Smart meters are an essential first step to demand response. They provide interval data to calculate the demand cut and financial incentives. They also provide meaningful and timely information to the consumer.

With this foundation in place I believe the next step is automation. Focus groups have told me they want to set and forget. They want the technology to do the work for them. They don’t want to have to think about changing behaviour. They are happy for the technology to do it so long as the changes are within their comfort levels.

Think about it. You have limited discretionary time in your life. You want to spend that time doing something you love. Spending time with your family, seeing friends, playing sport.  You don’t want to spend time thinking about how you use electricity. You certainly don’t want to change your plans at short notice just because your Utility has asked you to.

Currently automated demand response for residential customers remains cost prohibitive at scale. I believe this will start to change and Utilities need to be planning for it now.

A few years ago there were lots of discussions about Utilities funding in-home technologies. Part of the reason was so they could connect them to their demand response management systems. I see many issues with this model. Customers want to choose their own in-home technologies, not have them dictated to them. The business case is unlikely to stack up.  Utilities are not geared to support in-home technologies. There would likely be regulatory challenge about placing such investments in a rate case.

Enter the era of consumer-led in-home technology. In the energy space there are a growing number of players. The ones that get the most media coverage are the likes of Google’s Nest. Samsung’s SmartThings, and Apple’s HomeKit. There are many, many others.

Utilities are looking at how these can connect to their Demand Response Management System. In the long run they will communicate using standards such as SEP2.0 and OpenADR. In the short term it is likely to be via proprietary connections.

Automation will play a major role in demand response, and not just for large customers. Katherine Tweed recently reported ‘Illinois is aiming for one million smart thermostats‘. Such automation creates opportunities for increased demand response capacity. It also creates opportunities to despatch load much faster.

There is a specific challenge in many cities around the world. Many properties rely on individually controlled Air Conditioning units, not a centrally controlled thermostat. For example, in Hong Kong there is an average of 3 Air Conditioning units per apartment.  All individually controlled.

Many companies have solutions to connect to Air Conditioners via simulating the Infrared controller.
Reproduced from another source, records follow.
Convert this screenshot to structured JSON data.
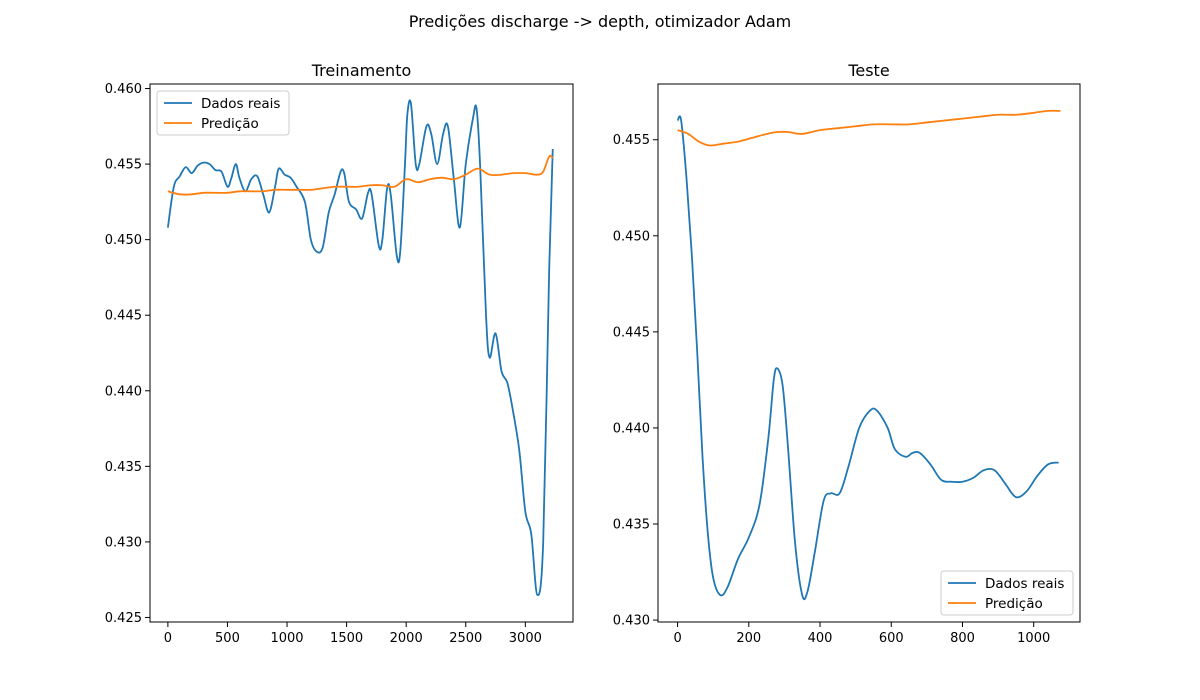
{
  "suptitle": "Predições discharge -> depth, otimizador Adam",
  "colors": {
    "real": "#1f77b4",
    "pred": "#ff7f0e"
  },
  "chart_data": [
    {
      "type": "line",
      "title": "Treinamento",
      "xlim": [
        -150,
        3400
      ],
      "ylim": [
        0.4247,
        0.4603
      ],
      "xticks": [
        0,
        500,
        1000,
        1500,
        2000,
        2500,
        3000
      ],
      "xtick_labels": [
        "0",
        "500",
        "1000",
        "1500",
        "2000",
        "2500",
        "3000"
      ],
      "yticks": [
        0.425,
        0.43,
        0.435,
        0.44,
        0.445,
        0.45,
        0.455,
        0.46
      ],
      "ytick_labels": [
        "0.425",
        "0.430",
        "0.435",
        "0.440",
        "0.445",
        "0.450",
        "0.455",
        "0.460"
      ],
      "legend_position": "upper-left",
      "series": [
        {
          "name": "Dados reais",
          "color": "#1f77b4",
          "points": [
            [
              0,
              0.4508
            ],
            [
              50,
              0.4535
            ],
            [
              100,
              0.4542
            ],
            [
              150,
              0.4548
            ],
            [
              200,
              0.4544
            ],
            [
              250,
              0.4549
            ],
            [
              300,
              0.4551
            ],
            [
              350,
              0.455
            ],
            [
              400,
              0.4546
            ],
            [
              450,
              0.4545
            ],
            [
              500,
              0.4535
            ],
            [
              530,
              0.454
            ],
            [
              570,
              0.455
            ],
            [
              600,
              0.4541
            ],
            [
              650,
              0.4532
            ],
            [
              700,
              0.454
            ],
            [
              750,
              0.4542
            ],
            [
              800,
              0.453
            ],
            [
              850,
              0.4518
            ],
            [
              900,
              0.4535
            ],
            [
              930,
              0.4547
            ],
            [
              980,
              0.4543
            ],
            [
              1030,
              0.4541
            ],
            [
              1080,
              0.4535
            ],
            [
              1150,
              0.4525
            ],
            [
              1200,
              0.45
            ],
            [
              1250,
              0.4492
            ],
            [
              1300,
              0.4495
            ],
            [
              1350,
              0.4518
            ],
            [
              1400,
              0.453
            ],
            [
              1450,
              0.4545
            ],
            [
              1480,
              0.4544
            ],
            [
              1520,
              0.4525
            ],
            [
              1580,
              0.452
            ],
            [
              1630,
              0.4514
            ],
            [
              1680,
              0.4531
            ],
            [
              1710,
              0.453
            ],
            [
              1770,
              0.4496
            ],
            [
              1800,
              0.45
            ],
            [
              1840,
              0.4534
            ],
            [
              1870,
              0.453
            ],
            [
              1920,
              0.449
            ],
            [
              1950,
              0.4492
            ],
            [
              1990,
              0.455
            ],
            [
              2010,
              0.4583
            ],
            [
              2040,
              0.459
            ],
            [
              2080,
              0.455
            ],
            [
              2110,
              0.455
            ],
            [
              2170,
              0.4575
            ],
            [
              2210,
              0.457
            ],
            [
              2260,
              0.455
            ],
            [
              2310,
              0.457
            ],
            [
              2350,
              0.4575
            ],
            [
              2400,
              0.454
            ],
            [
              2450,
              0.4508
            ],
            [
              2500,
              0.455
            ],
            [
              2560,
              0.458
            ],
            [
              2590,
              0.4587
            ],
            [
              2620,
              0.455
            ],
            [
              2670,
              0.445
            ],
            [
              2700,
              0.4422
            ],
            [
              2750,
              0.4438
            ],
            [
              2800,
              0.4413
            ],
            [
              2850,
              0.4405
            ],
            [
              2900,
              0.4385
            ],
            [
              2950,
              0.436
            ],
            [
              3000,
              0.432
            ],
            [
              3050,
              0.4305
            ],
            [
              3100,
              0.4265
            ],
            [
              3150,
              0.43
            ],
            [
              3200,
              0.448
            ],
            [
              3230,
              0.456
            ]
          ]
        },
        {
          "name": "Predição",
          "color": "#ff7f0e",
          "points": [
            [
              0,
              0.4532
            ],
            [
              100,
              0.453
            ],
            [
              200,
              0.453
            ],
            [
              300,
              0.4531
            ],
            [
              400,
              0.4531
            ],
            [
              500,
              0.4531
            ],
            [
              600,
              0.4532
            ],
            [
              700,
              0.4532
            ],
            [
              800,
              0.4532
            ],
            [
              900,
              0.4533
            ],
            [
              1000,
              0.4533
            ],
            [
              1100,
              0.4533
            ],
            [
              1200,
              0.4533
            ],
            [
              1300,
              0.4534
            ],
            [
              1400,
              0.4535
            ],
            [
              1500,
              0.4535
            ],
            [
              1600,
              0.4535
            ],
            [
              1700,
              0.4536
            ],
            [
              1800,
              0.4536
            ],
            [
              1900,
              0.4535
            ],
            [
              2000,
              0.454
            ],
            [
              2100,
              0.4538
            ],
            [
              2200,
              0.454
            ],
            [
              2300,
              0.4541
            ],
            [
              2400,
              0.454
            ],
            [
              2500,
              0.4543
            ],
            [
              2600,
              0.4547
            ],
            [
              2700,
              0.4543
            ],
            [
              2800,
              0.4543
            ],
            [
              2900,
              0.4544
            ],
            [
              3000,
              0.4544
            ],
            [
              3100,
              0.4543
            ],
            [
              3150,
              0.4545
            ],
            [
              3200,
              0.4555
            ],
            [
              3230,
              0.4554
            ]
          ]
        }
      ]
    },
    {
      "type": "line",
      "title": "Teste",
      "xlim": [
        -55,
        1130
      ],
      "ylim": [
        0.4299,
        0.4579
      ],
      "xticks": [
        0,
        200,
        400,
        600,
        800,
        1000
      ],
      "xtick_labels": [
        "0",
        "200",
        "400",
        "600",
        "800",
        "1000"
      ],
      "yticks": [
        0.43,
        0.435,
        0.44,
        0.445,
        0.45,
        0.455
      ],
      "ytick_labels": [
        "0.430",
        "0.435",
        "0.440",
        "0.445",
        "0.450",
        "0.455"
      ],
      "legend_position": "lower-right",
      "series": [
        {
          "name": "Dados reais",
          "color": "#1f77b4",
          "points": [
            [
              0,
              0.456
            ],
            [
              10,
              0.456
            ],
            [
              25,
              0.453
            ],
            [
              40,
              0.449
            ],
            [
              55,
              0.444
            ],
            [
              70,
              0.4385
            ],
            [
              85,
              0.4345
            ],
            [
              100,
              0.4322
            ],
            [
              120,
              0.4313
            ],
            [
              140,
              0.4317
            ],
            [
              170,
              0.4332
            ],
            [
              200,
              0.4343
            ],
            [
              230,
              0.436
            ],
            [
              255,
              0.4395
            ],
            [
              270,
              0.4425
            ],
            [
              280,
              0.4431
            ],
            [
              295,
              0.4422
            ],
            [
              310,
              0.439
            ],
            [
              330,
              0.434
            ],
            [
              350,
              0.4313
            ],
            [
              365,
              0.4315
            ],
            [
              385,
              0.4335
            ],
            [
              410,
              0.4362
            ],
            [
              430,
              0.4366
            ],
            [
              455,
              0.4366
            ],
            [
              480,
              0.438
            ],
            [
              510,
              0.44
            ],
            [
              540,
              0.4409
            ],
            [
              560,
              0.4409
            ],
            [
              590,
              0.44
            ],
            [
              610,
              0.4389
            ],
            [
              640,
              0.4385
            ],
            [
              660,
              0.4387
            ],
            [
              680,
              0.4387
            ],
            [
              710,
              0.4381
            ],
            [
              740,
              0.4373
            ],
            [
              770,
              0.4372
            ],
            [
              800,
              0.4372
            ],
            [
              830,
              0.4374
            ],
            [
              860,
              0.4378
            ],
            [
              890,
              0.4378
            ],
            [
              920,
              0.4371
            ],
            [
              950,
              0.4364
            ],
            [
              980,
              0.4367
            ],
            [
              1010,
              0.4375
            ],
            [
              1040,
              0.4381
            ],
            [
              1070,
              0.4382
            ]
          ]
        },
        {
          "name": "Predição",
          "color": "#ff7f0e",
          "points": [
            [
              0,
              0.4555
            ],
            [
              30,
              0.4553
            ],
            [
              60,
              0.4549
            ],
            [
              90,
              0.4547
            ],
            [
              130,
              0.4548
            ],
            [
              170,
              0.4549
            ],
            [
              210,
              0.4551
            ],
            [
              250,
              0.4553
            ],
            [
              280,
              0.4554
            ],
            [
              310,
              0.4554
            ],
            [
              350,
              0.4553
            ],
            [
              400,
              0.4555
            ],
            [
              450,
              0.4556
            ],
            [
              500,
              0.4557
            ],
            [
              550,
              0.4558
            ],
            [
              600,
              0.4558
            ],
            [
              650,
              0.4558
            ],
            [
              700,
              0.4559
            ],
            [
              750,
              0.456
            ],
            [
              800,
              0.4561
            ],
            [
              850,
              0.4562
            ],
            [
              900,
              0.4563
            ],
            [
              950,
              0.4563
            ],
            [
              1000,
              0.4564
            ],
            [
              1040,
              0.4565
            ],
            [
              1075,
              0.4565
            ]
          ]
        }
      ]
    }
  ]
}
To me a more exciting area to watch is the development of Smart Air Conditioners.  In its infancy compared to centrally controlled thermostats, but with enormous potential. The manufacturers are yet to support the types of demand response standards mentioned earlier. This is just a matter of time.
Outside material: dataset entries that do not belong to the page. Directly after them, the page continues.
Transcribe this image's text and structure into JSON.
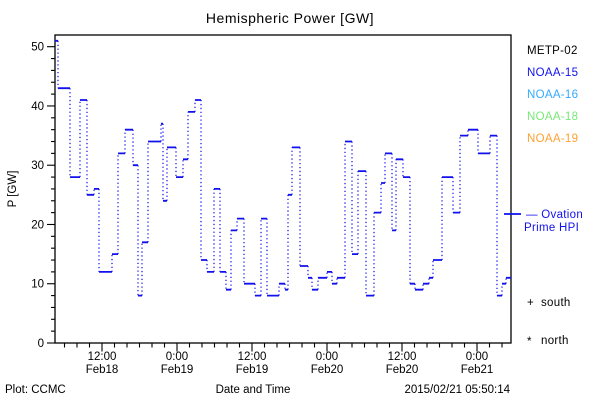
{
  "title": "Hemispheric Power [GW]",
  "x_axis": {
    "label": "Date and Time",
    "major_ticks": [
      {
        "time": "12:00",
        "date": "Feb18",
        "hour": 12
      },
      {
        "time": "0:00",
        "date": "Feb19",
        "hour": 24
      },
      {
        "time": "12:00",
        "date": "Feb19",
        "hour": 36
      },
      {
        "time": "0:00",
        "date": "Feb20",
        "hour": 48
      },
      {
        "time": "12:00",
        "date": "Feb20",
        "hour": 60
      },
      {
        "time": "0:00",
        "date": "Feb21",
        "hour": 72
      }
    ],
    "minor_step_hours": 2,
    "range_hours": [
      4.48,
      77.44
    ]
  },
  "y_axis": {
    "label": "P [GW]",
    "major_ticks": [
      0,
      10,
      20,
      30,
      40,
      50
    ],
    "minor_step": 2,
    "range": [
      0,
      52
    ]
  },
  "legend": {
    "satellites": [
      {
        "label": "METP-02",
        "color": "#000000"
      },
      {
        "label": "NOAA-15",
        "color": "#1111EE"
      },
      {
        "label": "NOAA-16",
        "color": "#33AAFF"
      },
      {
        "label": "NOAA-18",
        "color": "#77E877"
      },
      {
        "label": "NOAA-19",
        "color": "#FFA033"
      }
    ],
    "series_label_line1": "— Ovation",
    "series_label_line2": "Prime HPI",
    "series_color": "#1111EE",
    "markers": [
      {
        "symbol": "+",
        "label": "south"
      },
      {
        "symbol": "*",
        "label": "north"
      }
    ]
  },
  "footer": {
    "left": "Plot: CCMC",
    "right": "2015/02/21 05:50:14"
  },
  "chart_data": {
    "type": "step-line",
    "series_name": "Ovation Prime HPI",
    "unit": "GW",
    "title": "Hemispheric Power [GW]",
    "xlabel": "Date and Time",
    "ylabel": "P [GW]",
    "ylim": [
      0,
      52
    ],
    "x_hours_since_feb18_00": [
      4.48,
      4.96,
      6.88,
      8.48,
      9.6,
      10.72,
      11.52,
      13.6,
      14.56,
      15.68,
      16.96,
      17.76,
      18.4,
      19.36,
      21.44,
      21.76,
      22.4,
      23.84,
      24.96,
      25.76,
      26.88,
      27.84,
      28.8,
      29.92,
      30.88,
      31.84,
      32.64,
      33.6,
      34.72,
      36.48,
      37.44,
      38.4,
      40.32,
      41.28,
      41.76,
      42.4,
      43.68,
      44.96,
      45.6,
      46.56,
      48.0,
      48.8,
      49.6,
      50.88,
      52.0,
      52.96,
      54.24,
      55.52,
      56.64,
      57.28,
      58.4,
      59.04,
      60.16,
      61.28,
      62.08,
      63.36,
      64.32,
      64.96,
      66.4,
      68.16,
      69.28,
      70.56,
      72.16,
      74.08,
      75.2,
      76.0,
      76.64
    ],
    "values_gw": [
      51,
      43,
      28,
      41,
      25,
      26,
      12,
      15,
      32,
      36,
      30,
      8,
      17,
      34,
      37,
      24,
      33,
      28,
      31,
      39,
      41,
      14,
      12,
      26,
      12,
      9,
      19,
      21,
      10,
      8,
      21,
      8,
      10,
      9,
      25,
      33,
      13,
      11,
      9,
      11,
      12,
      10,
      11,
      34,
      15,
      29,
      8,
      22,
      27,
      32,
      19,
      31,
      28,
      10,
      9,
      10,
      11,
      14,
      28,
      22,
      35,
      36,
      32,
      35,
      8,
      10,
      11
    ],
    "end_hour": 77.44,
    "line_style": "solid horizontal steps with dotted vertical connectors"
  }
}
Leading the way in this space is New York City’s Con Edison with their CoolNYC program. Starting with smart plugs and now moving into Smart Air Conditioners. It will no doubt be a long journey but one with enormous potential.

Unfortunately many other Utilities I speak to are still not exploring this area. They feel it is too far in the future to worry about now. It is not something that will create meaningful load. Even that it will be too hard to manage so many devices at scale.

This is exactly why Utilities need to get involved now. It takes time to collaborate with manufacturers and get standards adopted. It takes time to learn how this fits within a Utilities demand and supply portfolio. It takes time to build the business models. It takes time to engage and educate customers and the community.

The future will soon be upon us and Smart Thermostats and Smart Air Conditioners will be the norm. At which point policy decisions will likely have further opened up markets. New entrants will enter and the Utility will be too far behind and too slow to respond to catch up.

Yes you may only get 0.5kw demand reduction per Smart Air Conditioner. It may seem improbable now but imagine if 20, 30 or even 50% of your customer base had these in 10 years time. Now imagine that someone else manages that load as you were too slow to move.

Remember, the iPhone was first released on 29th June 2007, less than 10 years ago!